All functions

add_words_check()

check if vector or unit. If unit, break it into a vector

all_words()

returns a vector with words of a language. The intent behind it is to test regex patterns

build_dict()

read a file .dic from Hunspell and get only the words to build a dict in the language

connectors()

A lowercase connectors between two proper names

count_vec()

count a vector of elements

extract_abbrev()

Extract abbreviations from text

extract_entity()

A rule based entity extractor extracts the entity from a text using regex. This regex captures all uppercase words, words that begin with upper case. If there is sequence of this patterns together, this function also captures. In the case of proper names with common lower case connectors like "Wwwww of Wwwww" this function also captures the connector and the subsequent uppercase words.

extract_graph()

Extract a non directional graph based on co-occurrence in the token. It extracts only if two entities are mentioned in the same token (sentence or paragraph)

extract_graph_rgx()

extract a graph from text, using custom regex pattern as nodes.

extract_ppn()

extract proper names from strings using regular expresssions. The function suposes any sequence of upper letter followed by lower case is a proper name. It is expected to return more things that wanted. Post-processing.

extract_relation()

tokenize and selects only sentences/paragraphs with more than one entity per sentence or paragraph

f()

To easily paste and collapse chars objects into one string.

gen_dict()

to generate a dictionary of specialized words you can use regex and the function check the dictionary of the language and returns the matched words.

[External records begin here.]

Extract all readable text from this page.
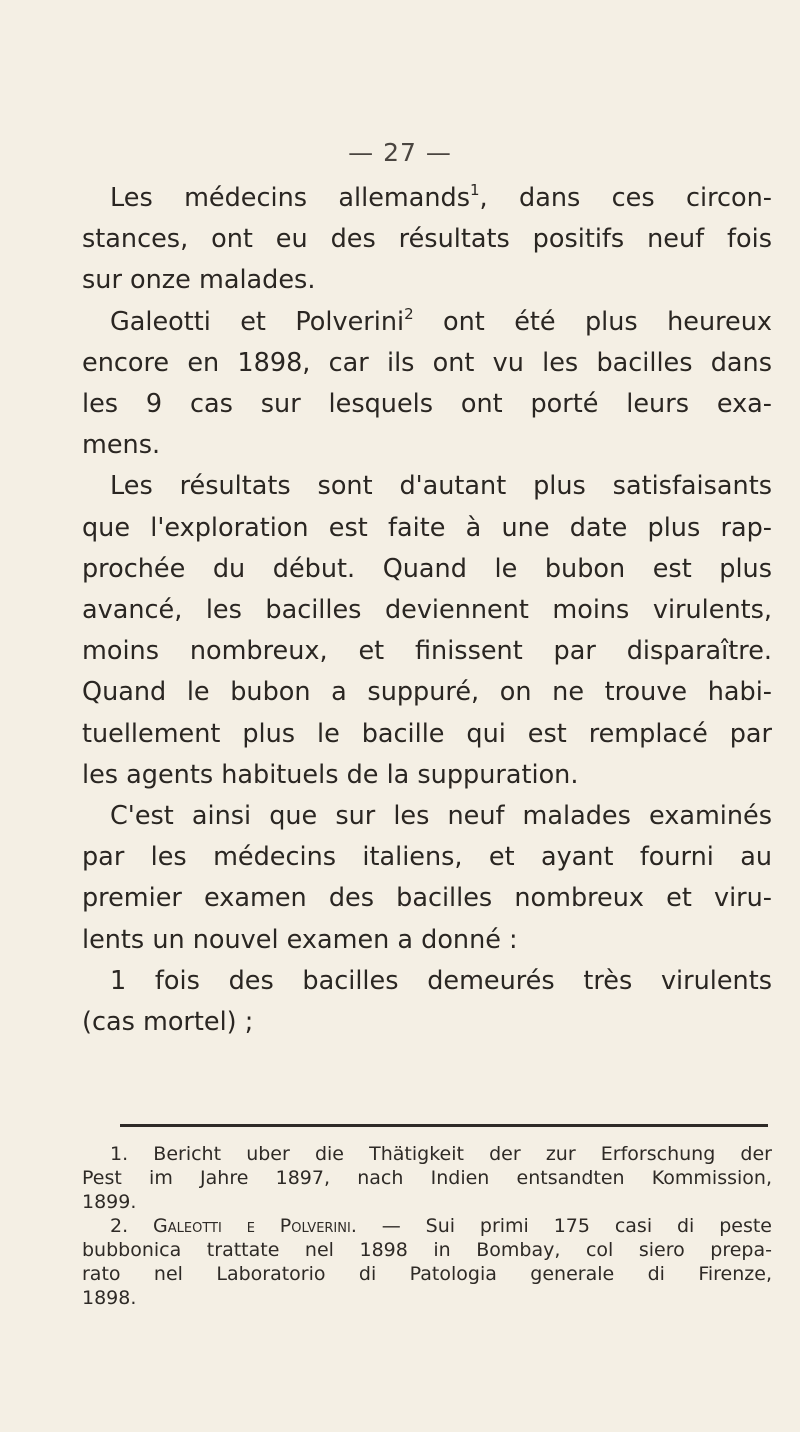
— 27 —
Les médecins allemands$^1$, dans ces circon-
stances, ont eu des résultats positifs neuf fois
sur onze malades.
Galeotti et Polverini$^2$ ont été plus heureux
encore en 1898, car ils ont vu les bacilles dans
les 9 cas sur lesquels ont porté leurs exa-
mens.
Les résultats sont d'autant plus satisfaisants
que l'exploration est faite à une date plus rap-
prochée du début. Quand le bubon est plus
avancé, les bacilles deviennent moins virulents,
moins nombreux, et finissent par disparaître.
Quand le bubon a suppuré, on ne trouve habi-
tuellement plus le bacille qui est remplacé par
les agents habituels de la suppuration.
C'est ainsi que sur les neuf malades examinés
par les médecins italiens, et ayant fourni au
premier examen des bacilles nombreux et viru-
lents un nouvel examen a donné :
1 fois des bacilles demeurés très virulents
(cas mortel) ;
1. Bericht uber die Thätigkeit der zur Erforschung der
Pest im Jahre 1897, nach Indien entsandten Kommission,
1899.
2. Galeotti e Polverini. — Sui primi 175 casi di peste
bubbonica trattate nel 1898 in Bombay, col siero prepa-
rato nel Laboratorio di Patologia generale di Firenze,
1898.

It is also useful to text your regex pattern.

gen_stopwords()

Generates a stopwords list of terms Function to generate a list of stopwords for a given language using grammar categories.

grep2()

A grep to be used with native pipe '|>'.

grepl2()

grepl to be used with native pipe |>

gsub2()

transform string to first capitalized, except join words*. A gsub to be used easily with native pipe |> gsub2 is just a wrapper around gsub

il()

Install libraries from string.

ll()

load libraries from string

ls2v()

list of strings to list of vectors.

nothing()

An empty function.

plot_graph()

plot a network of coocurrence of terms

regex_NomeProprio

a regex pattern to capture brazilian names, like "Fulano de Tal", "Ciclano dos Santos"

s2ppn()

Convert the string into proper name

s2v()

Convert a string into a vector of elements.

s_extract_all()

extract all chars.

show_sw()

show all stopwords categories of a language

shuffle_time()

generate shuffle times easily generate shuffle time, good to use in webscraping

strip_txt()

funcao para apagar o vetor de texto a partir do início de certo padrão de txt

subs_ppn()

Substitute proper names/entities spaces with underscore in the text.